As thousands of mortgage bankers and service providers gather in a place that grooves on the promise of quick riches and instant pleasure, there’s a feeling that the industry has turned the corner, and we’re all headed on the right track.

Compliance is on the top of everyone's minds here, as new disclosure forms are set to take effect next year that will force all lenders to retool their business operations one way or another. People are also wondering about Fannie Mae and Freddie Mae, and what sort of impact that a loosening of lending criteria is going to have on their business. Meanwhile, there's the hope of a mildly more fruitful market this spring, as the Mortgage Bankers Association's latest projections seem to suggest.

Talking with friends and clients at this year's show, the mood is definitely positive--but there is a lot of self-assessment taking place, and some important decisions to be made. The mortgage industry has already transitioned, but the future hasn't yet arrived. Everyone gathered here in Sin City all want to know: What's going to happen to me?

As I see it, most lenders here will be OK. If they have survived so far, they've already adjusted for a smaller refi market, so they should be in position to take advantage of the market when it eventually turns. Due to tight competition and higher per-loan costs, more than ever, they are going to need compliance and technology to do their jobs. Yet the tools and resources exist to ease the pressures of compliance off their hands.

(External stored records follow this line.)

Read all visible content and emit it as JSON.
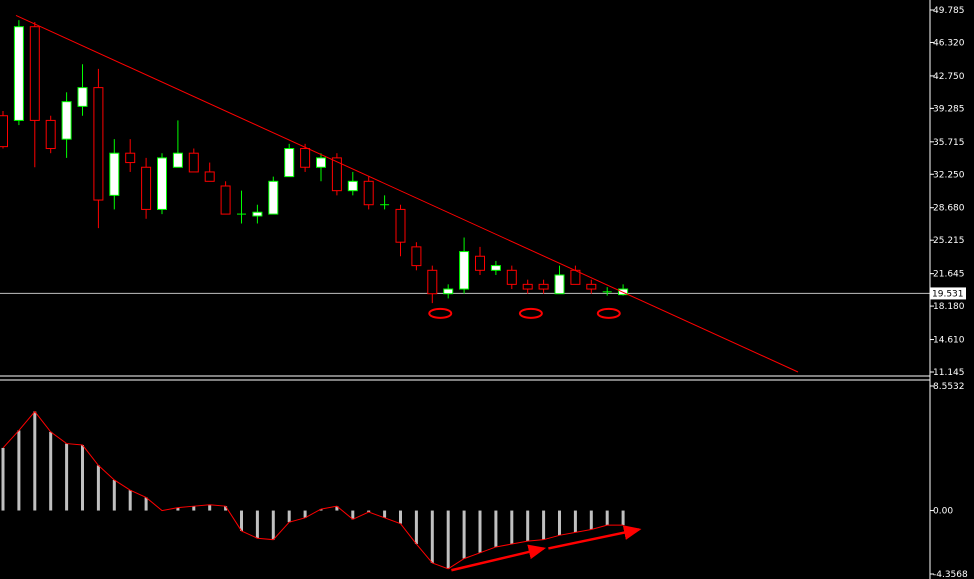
{
  "chart_data": [
    {
      "type": "candlestick",
      "title": "",
      "ylim": [
        11.145,
        49.785
      ],
      "y_ticks": [
        "49.785",
        "46.320",
        "42.750",
        "39.285",
        "35.715",
        "32.250",
        "28.680",
        "25.215",
        "21.645",
        "18.180",
        "14.610",
        "11.145"
      ],
      "current_price_label": "19.531",
      "current_price": 19.531,
      "candles": [
        {
          "o": 38.5,
          "h": 39.0,
          "l": 35.0,
          "c": 35.2
        },
        {
          "o": 38.0,
          "h": 48.7,
          "l": 37.5,
          "c": 48.0
        },
        {
          "o": 48.0,
          "h": 48.5,
          "l": 33.0,
          "c": 38.0
        },
        {
          "o": 38.0,
          "h": 38.5,
          "l": 34.5,
          "c": 35.0
        },
        {
          "o": 36.0,
          "h": 41.0,
          "l": 34.0,
          "c": 40.0
        },
        {
          "o": 39.5,
          "h": 44.0,
          "l": 38.5,
          "c": 41.5
        },
        {
          "o": 41.5,
          "h": 43.5,
          "l": 26.5,
          "c": 29.5
        },
        {
          "o": 30.0,
          "h": 36.0,
          "l": 28.5,
          "c": 34.5
        },
        {
          "o": 34.5,
          "h": 36.0,
          "l": 32.5,
          "c": 33.5
        },
        {
          "o": 33.0,
          "h": 34.0,
          "l": 27.5,
          "c": 28.5
        },
        {
          "o": 28.5,
          "h": 34.5,
          "l": 28.0,
          "c": 34.0
        },
        {
          "o": 33.0,
          "h": 38.0,
          "l": 33.0,
          "c": 34.5
        },
        {
          "o": 34.5,
          "h": 35.0,
          "l": 32.5,
          "c": 32.5
        },
        {
          "o": 32.5,
          "h": 33.5,
          "l": 31.5,
          "c": 31.5
        },
        {
          "o": 31.0,
          "h": 31.5,
          "l": 28.0,
          "c": 28.0
        },
        {
          "o": 28.0,
          "h": 30.5,
          "l": 27.0,
          "c": 28.0
        },
        {
          "o": 27.8,
          "h": 29.0,
          "l": 27.0,
          "c": 28.2
        },
        {
          "o": 28.0,
          "h": 32.0,
          "l": 28.0,
          "c": 31.5
        },
        {
          "o": 32.0,
          "h": 35.5,
          "l": 32.0,
          "c": 35.0
        },
        {
          "o": 35.0,
          "h": 35.5,
          "l": 32.5,
          "c": 33.0
        },
        {
          "o": 33.0,
          "h": 34.5,
          "l": 31.5,
          "c": 34.0
        },
        {
          "o": 34.0,
          "h": 34.5,
          "l": 30.0,
          "c": 30.5
        },
        {
          "o": 30.5,
          "h": 32.5,
          "l": 30.0,
          "c": 31.5
        },
        {
          "o": 31.5,
          "h": 32.0,
          "l": 28.5,
          "c": 29.0
        },
        {
          "o": 29.0,
          "h": 30.0,
          "l": 28.5,
          "c": 29.0
        },
        {
          "o": 28.5,
          "h": 29.0,
          "l": 23.5,
          "c": 25.0
        },
        {
          "o": 24.5,
          "h": 25.0,
          "l": 22.0,
          "c": 22.5
        },
        {
          "o": 22.0,
          "h": 22.5,
          "l": 18.5,
          "c": 19.5
        },
        {
          "o": 19.5,
          "h": 20.5,
          "l": 19.0,
          "c": 20.0
        },
        {
          "o": 20.0,
          "h": 25.5,
          "l": 19.5,
          "c": 24.0
        },
        {
          "o": 23.5,
          "h": 24.5,
          "l": 21.5,
          "c": 22.0
        },
        {
          "o": 22.0,
          "h": 23.0,
          "l": 21.5,
          "c": 22.5
        },
        {
          "o": 22.0,
          "h": 22.5,
          "l": 20.0,
          "c": 20.5
        },
        {
          "o": 20.5,
          "h": 21.0,
          "l": 19.5,
          "c": 20.0
        },
        {
          "o": 20.5,
          "h": 21.0,
          "l": 19.5,
          "c": 20.0
        },
        {
          "o": 19.5,
          "h": 22.5,
          "l": 19.5,
          "c": 21.5
        },
        {
          "o": 22.0,
          "h": 22.5,
          "l": 20.5,
          "c": 20.5
        },
        {
          "o": 20.5,
          "h": 21.0,
          "l": 19.5,
          "c": 20.0
        },
        {
          "o": 19.8,
          "h": 20.2,
          "l": 19.3,
          "c": 19.6
        },
        {
          "o": 19.4,
          "h": 20.5,
          "l": 19.3,
          "c": 20.0
        }
      ]
    },
    {
      "type": "bar",
      "title": "",
      "ylim": [
        -4.3568,
        8.5532
      ],
      "y_ticks": [
        "8.5532",
        "0.00",
        "-4.3568"
      ],
      "values": [
        4.3,
        5.5,
        6.8,
        5.4,
        4.6,
        4.5,
        3.1,
        2.1,
        1.4,
        0.9,
        0.0,
        0.2,
        0.3,
        0.4,
        0.3,
        -1.4,
        -1.9,
        -2.0,
        -0.8,
        -0.5,
        0.1,
        0.3,
        -0.6,
        -0.1,
        -0.5,
        -0.9,
        -2.3,
        -3.6,
        -4.0,
        -3.3,
        -2.9,
        -2.5,
        -2.3,
        -2.1,
        -2.0,
        -1.7,
        -1.5,
        -1.3,
        -1.0,
        -1.0
      ]
    }
  ],
  "colors": {
    "background": "#000000",
    "grid_line": "#ffffff",
    "trend_line": "#ff0000",
    "bull_candle": "#ffffff",
    "bear_candle": "#ff0000",
    "doji_candle": "#00ff00",
    "wick_bull": "#00ff00",
    "wick_bear": "#ff0000",
    "histogram": "#c0c0c0",
    "histogram_line": "#ff0000",
    "annotation": "#ff0000"
  }
}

There's good news ahead as well, even if it does seem a little out of focus. We know there's a lot of pent-up demand for housing and that eventually the millennial buyers will start taking the plunge in greater numbers. To help things along, the market could use more clarity from the GSEs. Yesterday’s news from the Federal Housing Finance Agency gives me hope that this will happen.

Meanwhile, everyone in Vegas seem to have the same questions. Am I smart enough? Am I ready? These are good questions to ask, even if the answers don't come right away. It’s a positive sign that lenders are choosing patience and sound decision-making instead of taking another roll of the dice.